Sikap senada disampaikan oleh Direktur Astra, Henry Tanoto. Ia mengatakan Grup Astra memiliki komitmen kuat terhadap produksi lokal; bahkan saat ini lebih dari 90 persen produk Astra merupakan hasil dari industri dalam negeri.

"Ini memberikan banyak manfaat—baik dari sisi pembangunan industri, penciptaan lapangan kerja, hingga memperkuat supply chain,” ujar Henry.

Menurutnya, keberhasilan Indonesia menarik investasi baru pada sektor otomotif dalam beberapa tahun terakhir merupakan bukti nyata dari kekuatan ekosistem industri yang telah dibangun melalui kebijakan TKDN.

"Hal ini juga membuktikan bahwa industri kita makin kompetitif. Harapannya, semangat membangun industri lokal bisa terus dijalankan,” katanya.

Komitmen Astra terhadap TKDN tecermin pada produk-produk otomotifnya. Diketahui TKDN mobil Toyota yang diproduksi oleh PT Toyota-Astra Motor (TAM) secara umum berada di atas 80 persen, mencakup model populer seperti Toyota Kijang Innova Zenix, Toyota Yaris Cross, dan Avanza.

Sementara itu, untuk motor Honda yang diproduksi PT Astra Honda Motor (AHM), tingkat TKDN biasanya di atas 50 persen, dengan contoh spesifik seperti Honda BeAT (Sporty) CBS yang mencapai 54,99 persen dan Honda BeAT Deluxe 53,30 persen.

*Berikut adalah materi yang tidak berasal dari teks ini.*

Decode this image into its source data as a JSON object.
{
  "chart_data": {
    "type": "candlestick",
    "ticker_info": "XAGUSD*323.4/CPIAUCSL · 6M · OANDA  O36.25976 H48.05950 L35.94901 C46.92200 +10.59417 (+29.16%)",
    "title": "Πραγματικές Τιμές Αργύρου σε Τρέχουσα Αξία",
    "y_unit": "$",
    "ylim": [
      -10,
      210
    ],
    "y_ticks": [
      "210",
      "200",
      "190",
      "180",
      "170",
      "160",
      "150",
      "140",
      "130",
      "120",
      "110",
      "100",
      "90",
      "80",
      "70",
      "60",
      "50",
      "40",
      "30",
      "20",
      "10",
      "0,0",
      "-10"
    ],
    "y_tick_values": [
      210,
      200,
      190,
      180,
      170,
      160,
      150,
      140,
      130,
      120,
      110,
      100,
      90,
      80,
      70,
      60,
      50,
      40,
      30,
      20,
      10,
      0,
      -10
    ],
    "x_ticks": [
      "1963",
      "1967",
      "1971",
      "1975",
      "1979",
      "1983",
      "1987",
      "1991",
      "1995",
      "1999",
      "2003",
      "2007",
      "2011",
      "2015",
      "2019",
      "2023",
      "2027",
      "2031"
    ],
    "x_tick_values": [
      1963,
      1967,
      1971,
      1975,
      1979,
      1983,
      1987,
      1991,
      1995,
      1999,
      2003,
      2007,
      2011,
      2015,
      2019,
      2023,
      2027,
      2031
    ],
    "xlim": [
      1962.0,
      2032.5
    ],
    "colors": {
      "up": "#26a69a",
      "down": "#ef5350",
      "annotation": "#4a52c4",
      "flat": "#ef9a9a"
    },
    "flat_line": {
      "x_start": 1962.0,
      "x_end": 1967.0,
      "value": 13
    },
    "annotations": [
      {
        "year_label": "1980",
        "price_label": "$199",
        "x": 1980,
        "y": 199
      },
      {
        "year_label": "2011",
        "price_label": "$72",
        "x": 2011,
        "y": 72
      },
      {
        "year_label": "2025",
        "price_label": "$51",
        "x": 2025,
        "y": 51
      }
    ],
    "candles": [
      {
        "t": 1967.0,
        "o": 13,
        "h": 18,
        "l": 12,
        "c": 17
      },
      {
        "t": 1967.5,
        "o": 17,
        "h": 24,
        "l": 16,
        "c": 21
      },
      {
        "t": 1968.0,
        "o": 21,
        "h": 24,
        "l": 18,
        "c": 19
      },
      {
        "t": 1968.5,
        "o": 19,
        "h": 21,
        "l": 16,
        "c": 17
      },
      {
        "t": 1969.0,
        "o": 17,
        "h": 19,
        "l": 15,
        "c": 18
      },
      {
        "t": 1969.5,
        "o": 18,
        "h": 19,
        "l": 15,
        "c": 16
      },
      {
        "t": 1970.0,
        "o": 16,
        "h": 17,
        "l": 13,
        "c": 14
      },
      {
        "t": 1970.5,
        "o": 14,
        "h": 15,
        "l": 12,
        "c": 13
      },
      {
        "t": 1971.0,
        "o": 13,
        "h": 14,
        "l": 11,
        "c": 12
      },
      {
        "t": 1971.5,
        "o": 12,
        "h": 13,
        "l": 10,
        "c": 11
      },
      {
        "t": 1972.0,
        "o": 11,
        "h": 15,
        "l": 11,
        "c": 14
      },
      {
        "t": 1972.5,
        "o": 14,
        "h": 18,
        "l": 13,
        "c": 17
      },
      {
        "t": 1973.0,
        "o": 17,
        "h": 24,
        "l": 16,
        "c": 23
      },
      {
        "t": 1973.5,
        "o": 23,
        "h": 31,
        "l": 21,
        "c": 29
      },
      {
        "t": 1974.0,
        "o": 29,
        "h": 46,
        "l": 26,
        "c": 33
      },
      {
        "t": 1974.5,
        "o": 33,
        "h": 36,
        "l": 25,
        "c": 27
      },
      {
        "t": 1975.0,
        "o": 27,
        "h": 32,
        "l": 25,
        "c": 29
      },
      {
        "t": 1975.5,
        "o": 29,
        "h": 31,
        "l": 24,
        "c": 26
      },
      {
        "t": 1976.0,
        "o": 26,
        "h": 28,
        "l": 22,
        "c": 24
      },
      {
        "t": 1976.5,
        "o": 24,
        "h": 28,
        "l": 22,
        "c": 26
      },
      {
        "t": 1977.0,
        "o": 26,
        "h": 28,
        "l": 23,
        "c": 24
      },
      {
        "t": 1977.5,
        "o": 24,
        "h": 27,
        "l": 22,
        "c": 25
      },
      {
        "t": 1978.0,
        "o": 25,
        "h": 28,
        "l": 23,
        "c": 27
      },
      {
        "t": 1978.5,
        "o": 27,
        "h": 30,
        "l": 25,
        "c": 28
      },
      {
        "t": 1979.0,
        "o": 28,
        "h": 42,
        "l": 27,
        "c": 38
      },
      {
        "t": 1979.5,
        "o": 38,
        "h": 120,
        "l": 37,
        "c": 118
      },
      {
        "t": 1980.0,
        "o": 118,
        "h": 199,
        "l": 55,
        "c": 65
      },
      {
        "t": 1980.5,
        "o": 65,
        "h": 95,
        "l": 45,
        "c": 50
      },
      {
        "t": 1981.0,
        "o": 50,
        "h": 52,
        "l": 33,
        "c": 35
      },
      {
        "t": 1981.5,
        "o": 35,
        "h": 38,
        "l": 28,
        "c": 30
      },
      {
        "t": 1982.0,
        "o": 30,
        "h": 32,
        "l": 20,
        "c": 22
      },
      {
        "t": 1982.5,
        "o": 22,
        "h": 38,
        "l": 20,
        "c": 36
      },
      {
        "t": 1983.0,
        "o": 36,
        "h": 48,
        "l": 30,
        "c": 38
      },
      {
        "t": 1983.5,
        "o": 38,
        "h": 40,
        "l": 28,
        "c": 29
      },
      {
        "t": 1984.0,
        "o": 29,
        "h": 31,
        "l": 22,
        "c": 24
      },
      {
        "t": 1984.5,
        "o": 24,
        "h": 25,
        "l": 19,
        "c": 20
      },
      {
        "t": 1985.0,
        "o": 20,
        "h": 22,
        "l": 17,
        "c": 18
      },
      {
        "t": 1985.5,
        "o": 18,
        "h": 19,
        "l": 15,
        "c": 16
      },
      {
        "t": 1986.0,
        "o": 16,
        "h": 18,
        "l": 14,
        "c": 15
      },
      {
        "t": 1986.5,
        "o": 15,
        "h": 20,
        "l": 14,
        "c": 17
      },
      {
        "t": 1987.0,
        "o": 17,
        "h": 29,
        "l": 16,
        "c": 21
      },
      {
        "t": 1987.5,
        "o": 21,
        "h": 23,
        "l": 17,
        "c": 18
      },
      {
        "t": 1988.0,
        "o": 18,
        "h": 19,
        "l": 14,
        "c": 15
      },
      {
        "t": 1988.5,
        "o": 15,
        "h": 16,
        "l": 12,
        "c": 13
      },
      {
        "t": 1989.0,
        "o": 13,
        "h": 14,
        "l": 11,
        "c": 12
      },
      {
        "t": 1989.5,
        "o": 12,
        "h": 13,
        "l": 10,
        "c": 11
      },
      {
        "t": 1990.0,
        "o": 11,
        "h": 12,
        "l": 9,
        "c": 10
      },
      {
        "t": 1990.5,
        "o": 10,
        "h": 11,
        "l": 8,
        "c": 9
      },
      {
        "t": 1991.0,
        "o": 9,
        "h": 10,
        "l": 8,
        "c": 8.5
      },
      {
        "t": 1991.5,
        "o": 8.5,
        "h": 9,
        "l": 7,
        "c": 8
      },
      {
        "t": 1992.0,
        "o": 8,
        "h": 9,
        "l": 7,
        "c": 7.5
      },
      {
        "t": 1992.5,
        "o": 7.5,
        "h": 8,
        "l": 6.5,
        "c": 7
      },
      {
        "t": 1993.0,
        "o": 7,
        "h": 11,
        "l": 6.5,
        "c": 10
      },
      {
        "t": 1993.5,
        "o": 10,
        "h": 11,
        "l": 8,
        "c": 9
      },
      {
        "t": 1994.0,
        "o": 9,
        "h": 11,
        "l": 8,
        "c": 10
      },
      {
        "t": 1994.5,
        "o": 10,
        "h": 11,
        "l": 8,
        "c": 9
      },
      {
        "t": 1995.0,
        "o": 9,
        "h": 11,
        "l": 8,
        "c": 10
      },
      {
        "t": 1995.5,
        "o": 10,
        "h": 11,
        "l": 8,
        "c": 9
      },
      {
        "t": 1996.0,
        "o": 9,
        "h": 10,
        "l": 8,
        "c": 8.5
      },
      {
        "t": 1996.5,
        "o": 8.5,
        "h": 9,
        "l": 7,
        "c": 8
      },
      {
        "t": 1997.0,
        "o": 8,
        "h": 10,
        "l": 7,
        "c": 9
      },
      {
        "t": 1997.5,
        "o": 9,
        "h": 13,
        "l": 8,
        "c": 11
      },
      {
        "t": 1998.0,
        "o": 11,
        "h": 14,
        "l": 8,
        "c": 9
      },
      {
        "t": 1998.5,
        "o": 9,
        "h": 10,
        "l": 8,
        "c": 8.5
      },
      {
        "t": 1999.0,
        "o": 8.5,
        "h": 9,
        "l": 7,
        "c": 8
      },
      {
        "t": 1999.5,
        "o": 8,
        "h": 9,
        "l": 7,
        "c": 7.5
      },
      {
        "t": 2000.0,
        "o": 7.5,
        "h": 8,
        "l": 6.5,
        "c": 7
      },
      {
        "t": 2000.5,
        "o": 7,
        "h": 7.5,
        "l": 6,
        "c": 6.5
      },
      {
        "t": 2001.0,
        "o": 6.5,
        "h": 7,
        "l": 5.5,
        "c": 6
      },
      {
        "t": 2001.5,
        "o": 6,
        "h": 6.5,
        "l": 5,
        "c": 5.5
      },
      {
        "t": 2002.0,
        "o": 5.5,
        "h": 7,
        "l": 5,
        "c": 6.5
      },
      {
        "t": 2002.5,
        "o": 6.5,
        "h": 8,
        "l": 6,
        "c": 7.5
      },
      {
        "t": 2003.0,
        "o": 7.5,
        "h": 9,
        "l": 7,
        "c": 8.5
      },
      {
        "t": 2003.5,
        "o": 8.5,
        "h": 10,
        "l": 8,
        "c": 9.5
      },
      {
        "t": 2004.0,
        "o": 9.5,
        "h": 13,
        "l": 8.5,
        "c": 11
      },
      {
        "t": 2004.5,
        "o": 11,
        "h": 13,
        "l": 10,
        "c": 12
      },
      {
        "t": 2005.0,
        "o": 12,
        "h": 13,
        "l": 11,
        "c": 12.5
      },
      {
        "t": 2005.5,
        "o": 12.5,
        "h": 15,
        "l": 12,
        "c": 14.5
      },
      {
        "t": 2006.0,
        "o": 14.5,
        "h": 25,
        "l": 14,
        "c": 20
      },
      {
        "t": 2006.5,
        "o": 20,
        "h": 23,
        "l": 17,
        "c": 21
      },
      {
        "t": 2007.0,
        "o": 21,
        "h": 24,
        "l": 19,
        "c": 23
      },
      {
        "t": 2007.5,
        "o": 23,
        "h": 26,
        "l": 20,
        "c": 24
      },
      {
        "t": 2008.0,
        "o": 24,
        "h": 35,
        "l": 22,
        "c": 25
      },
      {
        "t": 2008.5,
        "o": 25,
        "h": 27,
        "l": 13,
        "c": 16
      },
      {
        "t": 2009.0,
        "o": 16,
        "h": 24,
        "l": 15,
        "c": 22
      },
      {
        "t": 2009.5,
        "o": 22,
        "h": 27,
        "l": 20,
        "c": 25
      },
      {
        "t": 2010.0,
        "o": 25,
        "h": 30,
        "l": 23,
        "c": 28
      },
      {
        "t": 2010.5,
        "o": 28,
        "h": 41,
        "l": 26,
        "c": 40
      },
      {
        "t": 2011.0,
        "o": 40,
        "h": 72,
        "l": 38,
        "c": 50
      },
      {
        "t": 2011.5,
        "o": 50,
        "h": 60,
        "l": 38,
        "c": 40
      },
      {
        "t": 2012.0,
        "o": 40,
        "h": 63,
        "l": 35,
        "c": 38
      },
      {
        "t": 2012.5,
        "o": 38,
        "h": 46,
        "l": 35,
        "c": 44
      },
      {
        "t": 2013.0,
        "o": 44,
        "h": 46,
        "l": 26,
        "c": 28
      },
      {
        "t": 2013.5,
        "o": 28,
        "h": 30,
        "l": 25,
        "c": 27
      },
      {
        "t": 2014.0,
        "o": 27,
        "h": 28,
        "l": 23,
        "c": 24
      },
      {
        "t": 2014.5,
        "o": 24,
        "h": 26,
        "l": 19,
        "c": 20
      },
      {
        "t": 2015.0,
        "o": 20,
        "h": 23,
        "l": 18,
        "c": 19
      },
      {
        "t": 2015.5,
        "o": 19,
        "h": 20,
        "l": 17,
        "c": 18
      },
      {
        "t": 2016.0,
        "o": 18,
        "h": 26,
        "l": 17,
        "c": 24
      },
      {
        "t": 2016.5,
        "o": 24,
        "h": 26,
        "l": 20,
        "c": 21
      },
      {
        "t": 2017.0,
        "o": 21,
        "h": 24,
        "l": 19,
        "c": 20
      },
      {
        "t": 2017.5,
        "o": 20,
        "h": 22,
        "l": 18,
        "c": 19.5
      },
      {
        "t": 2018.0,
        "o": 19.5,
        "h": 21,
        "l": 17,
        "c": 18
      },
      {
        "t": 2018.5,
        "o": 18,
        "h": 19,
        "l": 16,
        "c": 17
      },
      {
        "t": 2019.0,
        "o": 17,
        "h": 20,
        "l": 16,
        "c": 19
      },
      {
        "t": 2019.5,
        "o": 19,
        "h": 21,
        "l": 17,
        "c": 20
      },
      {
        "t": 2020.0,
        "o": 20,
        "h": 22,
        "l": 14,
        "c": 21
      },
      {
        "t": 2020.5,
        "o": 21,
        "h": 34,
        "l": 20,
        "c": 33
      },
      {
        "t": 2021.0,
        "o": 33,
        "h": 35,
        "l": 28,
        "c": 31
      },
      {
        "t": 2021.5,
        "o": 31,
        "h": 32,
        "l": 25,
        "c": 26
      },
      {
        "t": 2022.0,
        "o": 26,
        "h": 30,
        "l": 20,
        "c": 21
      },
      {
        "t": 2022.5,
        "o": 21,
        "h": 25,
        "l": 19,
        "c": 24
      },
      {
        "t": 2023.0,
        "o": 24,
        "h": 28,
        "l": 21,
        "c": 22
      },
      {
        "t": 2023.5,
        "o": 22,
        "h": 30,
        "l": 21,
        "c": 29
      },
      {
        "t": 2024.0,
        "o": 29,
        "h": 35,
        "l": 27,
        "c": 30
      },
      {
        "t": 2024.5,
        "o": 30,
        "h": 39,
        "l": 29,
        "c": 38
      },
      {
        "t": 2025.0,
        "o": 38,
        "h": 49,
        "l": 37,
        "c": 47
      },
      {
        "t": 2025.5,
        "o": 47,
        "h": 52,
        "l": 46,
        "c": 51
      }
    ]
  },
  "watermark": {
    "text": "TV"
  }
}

Pemerintah saat ini tengah mengupayakan reformasi kebijakan TKDN, khususnya terkait tata cara perhitungan agar lebih sederhana, cepat, dan berbiaya rendah. Langkah ini diklaim bertujuan untuk mendorong semakin banyak produk industri dalam negeri bersertifikat TKDN dan mempermudah pembeliannya oleh pemerintah pusat, pemerintah daerah, BUMN, dan BUMD.

Reformasi TKDN ini sejalan dengan terbitnya Peraturan Presiden (Perpres) Nomor 46 Tahun 2025 oleh Presiden Prabowo Subianto, yang merupakan revisi kedua atas Perpres Nomor 16 Tahun 2018 tentang Pengadaan Barang dan Jasa Pemerintah.

Dalam Perpres terbaru ini, muncul ayat baru pada pasal 66 yang mengatur urutan prioritas belanja pemerintah dan BUMN/BUMD. Intinya, pemerintah kini bisa langsung membeli produk impor apabila industri dalam negeri belum mampu menyediakan produk dengan penjumlahan skor TKDN dan Bobot Manfaat Perusahaan (BMP) di atas 40 persen.

Langkah ini menimbulkan kekhawatiran di kalangan pelaku industri akan berkurangnya insentif bagi investor untuk menanamkan modal di dalam negeri dan membangun kapasitas produksi lokal secara mendalam.